Do you take magnesium, zinc or copper as a separate supplement?  If so, you are probably treating some sort of symptom, even if you don’t have a formal medical diagnosis.  All of these are commonly recommended by alternative health sites for fatigue and various sorts of inflammation.  Obviously, such symptoms could indicate underlying illnesses increasing one’s risk of earlier death.  Fatigue, in particular, even if related to simple sleep deprivation, clearly increases the risk of motor vehicle collision from falling asleep at the wheel.  Shift work, a common cause of fatigue, is associated with increased risk of cardiac disease and cancer.

Do you see the problem?  Less (planning and information) is not more (useful data).  How could we possibly know, without asking more questions, whether the supplements increased or decreased the risk of death for these women?  Perhaps, for a specific illness or symptom, those who took the supplements in question actually had a decreased risk of dying.  Or perhaps the risk was even worse than it appears.

I always look to see if there is any financial conflict of interest with the researchers.  In this case, the only thing reported was one person being an unpaid member of the Scientific Advisory board of the California Walnut Commission.  I don’t know if that is important or not, although certainly it is in the best interest of the Walnut people for us to eat more nuts instead of taking vitamins.  Finding out if the researchers have a bias against supplements in general would be a little more tricky, but we have evidence that personal beliefs do affect the quality of research and even outcomes.
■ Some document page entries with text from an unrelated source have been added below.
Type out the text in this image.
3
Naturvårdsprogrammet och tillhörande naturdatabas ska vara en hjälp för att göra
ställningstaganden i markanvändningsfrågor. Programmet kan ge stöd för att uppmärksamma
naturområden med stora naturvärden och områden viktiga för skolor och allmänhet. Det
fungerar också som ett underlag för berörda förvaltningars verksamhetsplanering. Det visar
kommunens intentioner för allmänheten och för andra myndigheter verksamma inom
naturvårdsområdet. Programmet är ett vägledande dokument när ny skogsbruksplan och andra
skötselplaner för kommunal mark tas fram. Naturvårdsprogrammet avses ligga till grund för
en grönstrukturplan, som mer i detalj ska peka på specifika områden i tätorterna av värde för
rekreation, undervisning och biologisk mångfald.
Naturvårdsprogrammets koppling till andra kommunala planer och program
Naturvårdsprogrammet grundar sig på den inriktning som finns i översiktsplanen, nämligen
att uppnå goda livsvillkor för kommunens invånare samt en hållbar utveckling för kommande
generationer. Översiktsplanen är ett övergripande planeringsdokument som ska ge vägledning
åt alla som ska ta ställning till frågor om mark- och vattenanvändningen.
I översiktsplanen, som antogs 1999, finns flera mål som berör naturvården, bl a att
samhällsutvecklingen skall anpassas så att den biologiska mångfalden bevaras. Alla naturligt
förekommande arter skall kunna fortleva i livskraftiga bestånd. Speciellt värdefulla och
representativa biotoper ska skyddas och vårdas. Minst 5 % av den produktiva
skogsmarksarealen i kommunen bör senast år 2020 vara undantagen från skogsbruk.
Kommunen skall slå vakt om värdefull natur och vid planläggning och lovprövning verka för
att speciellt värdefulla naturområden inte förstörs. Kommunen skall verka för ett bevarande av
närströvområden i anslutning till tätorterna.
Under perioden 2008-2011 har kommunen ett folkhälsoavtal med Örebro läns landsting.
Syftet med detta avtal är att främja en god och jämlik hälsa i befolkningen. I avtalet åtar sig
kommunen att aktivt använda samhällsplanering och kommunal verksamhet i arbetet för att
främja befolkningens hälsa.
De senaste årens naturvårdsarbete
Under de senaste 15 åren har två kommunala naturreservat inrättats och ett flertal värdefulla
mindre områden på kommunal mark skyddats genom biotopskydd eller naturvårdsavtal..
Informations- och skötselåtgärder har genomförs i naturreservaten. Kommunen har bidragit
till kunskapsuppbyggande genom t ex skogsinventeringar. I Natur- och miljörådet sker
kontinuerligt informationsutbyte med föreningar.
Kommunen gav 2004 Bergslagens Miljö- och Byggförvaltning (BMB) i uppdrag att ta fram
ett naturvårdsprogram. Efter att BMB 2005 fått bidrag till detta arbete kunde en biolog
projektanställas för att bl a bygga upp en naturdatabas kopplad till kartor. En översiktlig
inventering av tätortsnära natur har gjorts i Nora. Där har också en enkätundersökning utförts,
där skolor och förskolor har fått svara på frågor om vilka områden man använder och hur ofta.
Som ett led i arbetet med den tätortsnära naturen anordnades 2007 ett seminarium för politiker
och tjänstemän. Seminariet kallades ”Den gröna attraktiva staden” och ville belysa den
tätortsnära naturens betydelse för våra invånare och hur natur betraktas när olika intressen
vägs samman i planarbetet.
I believe this was a poorly designed study from the beginning—the flaws I mention should have been obvious and could have been easily prevented.  It is impossible to draw any conclusion at all about safety of supplements from it.  However, even with a better design, all a study like this can do is find “associations”.  It could never have determined a cause and effect relationship.  To do that, we would need to do a randomized, double-blinded placebo controlled prospective trial (I’ve written a little more about what this means at the end of this post). 

Should you toss your supplements?  I have no idea! I’m not going to.  Should you demand higher quality research from your NIH tax dollars, unfettered by drug company or other corporate self-interest?  Should you be able to have free access to the full reports generated from that money? Should you demand a press free of corporate influence, who could give a more honest and thorough evaluation of such reports?   Yes.